Hacker News new | past | comments | ask | show | jobs | submit login
[flagged] Hold off on AWS Aurora and Postgres until further notice
67 points by sudhirj on Dec 29, 2017 | hide | past | web | favorite | 22 comments
We've had a sudden crash of the underlying storage (apparently) on one of our production workloads - and because the crash is in the underlying storage the MultiAZ setting makes no difference. Neither the primary nor the replica work.

The point in time restore can't complete a restore to the last available point, so this looks like data loss to me. Points a earlier in time work fine, so might be an issue with a recent patch or failure.

I'm currently in conversation with support, will update when I have more information.

The cloud is not immune from failure. Moving to the cloud just moves the line of responsibility for who manages a service, but it does not remove the risks.

Hardware and software fail. Amazon does a better job mitigating the damage from failures than me, but their still still fails.

I'm sorry for your data loss. I hope the recovery isn't too painful. Live and learn.

That’s a tough situation to be in. Hopefully Amazon is working on a solution for you.

Cloud is definitely not bullet-proof and risks are always there. I think it generally still wins however because as Cloud solutions get better, with better SLAs...companies can get better at what they specialize and offer.

At least that is the goal and how I understand it.

We've been using Postgres on RDS for years and were considering moving to Aurora. I am very curious to know more about the fix and planned remedy.

Current suspects are GIN index problems, but nothing confirmed yet.

Per my remarks here, I think that there is an obscure bug in GIN vacuuming that the community has yet to identify:


It's possible that this upstream PostgreSQL issue affected you. What is known for sure is that there was a bugfix for GIN, that just missed the latest round of point releases. See:


This fix alone could have made all the difference here (though this is a guess). I assume you won't have this fix with Aurora just yet (not sure -- I don't work for Amazon). But, I'd mention this to AWS support if it seems at all relevant. Hopefully they'll get in touch with the community if that's what it is.

Good luck

Thanks, will pass this on.

Ugh, that's bad -- sorry to hear that. We GIN index several JSONB fields as well.

It's the friday before a holiday curse. I'm sorry for your loss.

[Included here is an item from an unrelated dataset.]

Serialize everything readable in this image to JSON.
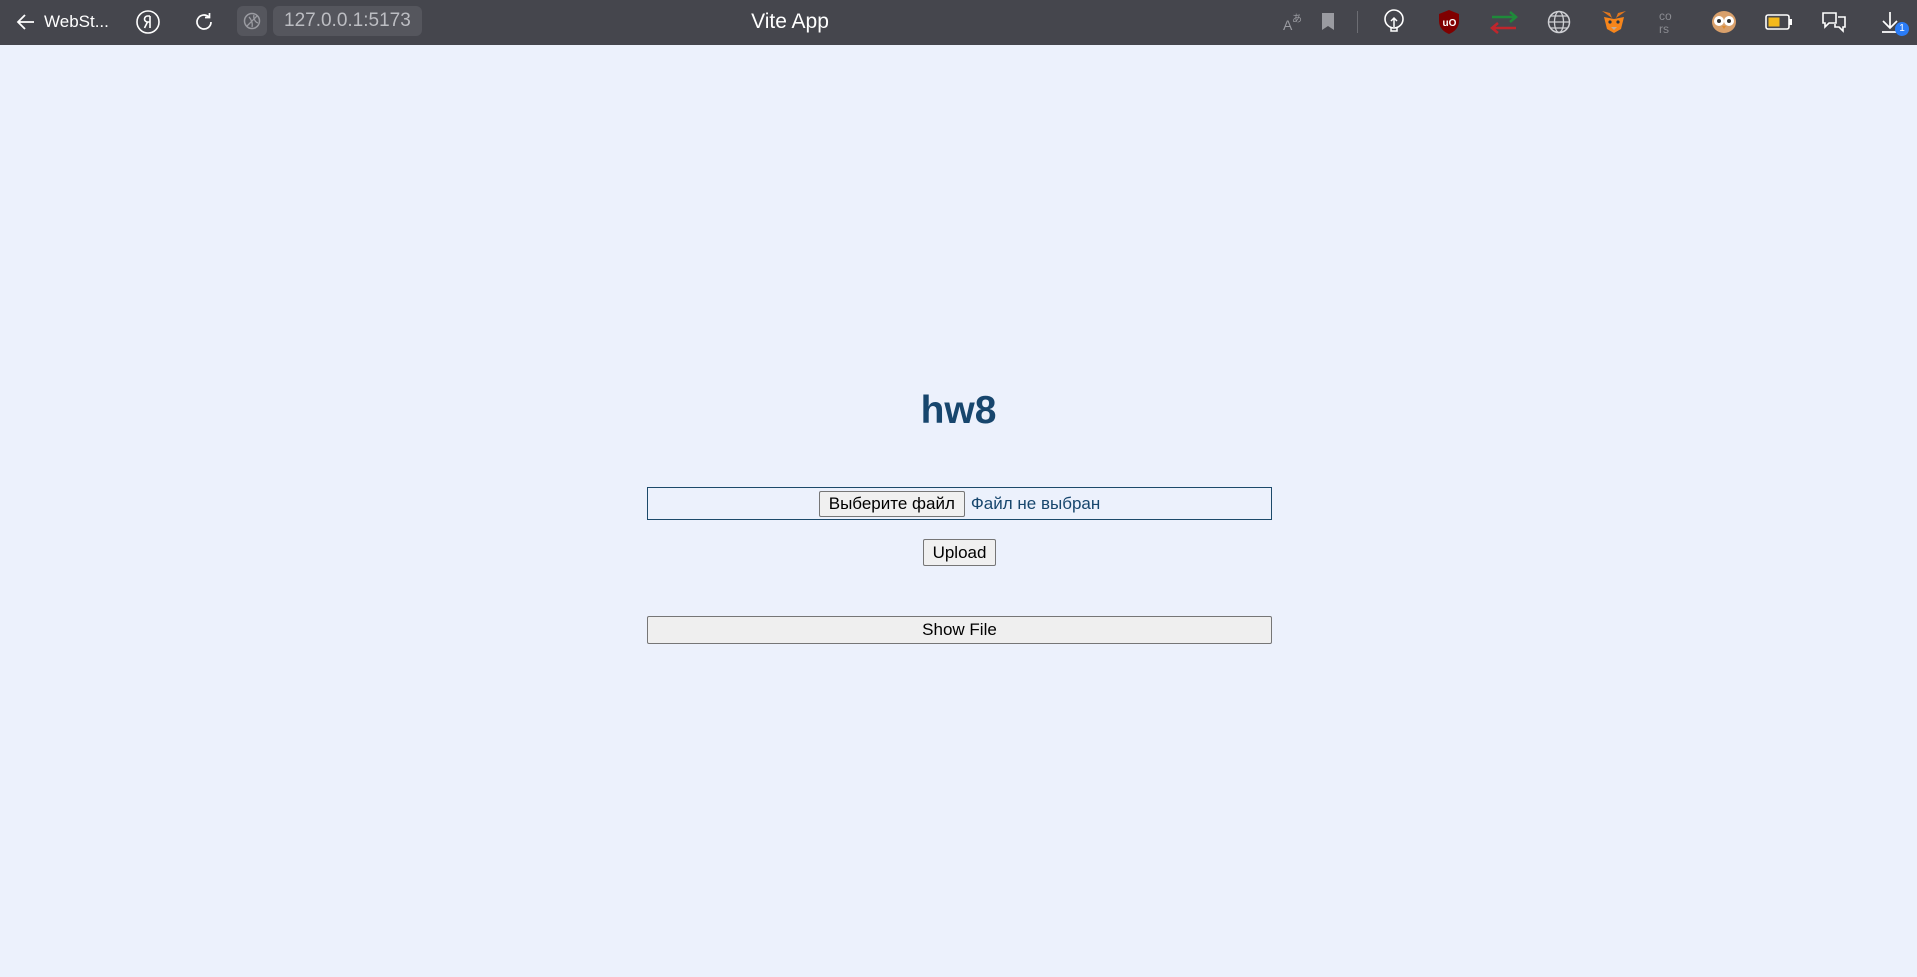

Very interested in what Amazon's final position on this is. I assumed part of the value proposition was that they handled redundancy and recovery.

" because the crash is in the underlying storage the MultiAZ setting makes no difference."

@OP - I don't understand this line... can you explain more?

Aurora read replicas are just compute heads decoupled from the storage. They increase availability and read performance, but don't do anything for the reliability of the storage.


"Each 10GB chunk of your database volume is replicated six ways, across three Availability Zones."

So, if there has been a storage layer failure, most likely it was a software bug in Aurora itself.

I don't see anything on the status page. I know the status page lags an actual incident, but I'd imagine something would be up by now. Is this a widespread problem?

The data has been recovered, no post mortem yet.

That's lucky. Was your service down for the entire time until the data was recovered?

We moved to a new DB as a clean slate, took fresh orders, and then merged the old ones in as they became available. Was able to do that because all primary keys were uuids and the order history API was being served somewhere else.

How did you handle other tables like users and sessions?

This microservice didn't have them, but even they're all keyed by UUID, so it's possible to start a clean slate pretty fast. Filling in existing users later should also be easy, the problems will occur if and when users try to sign up again with the same key (email / FBid etc).

Hello! Was this ever resolved? It seems like there was one update from the poster, but then nothing.

Resolved, managed to get the data back, don't have a postmortem yet.

For what it’s worth, this appears localized to your account. Sorry for your situation, though.

sorry to hear this, good luck. always sucks on a fri.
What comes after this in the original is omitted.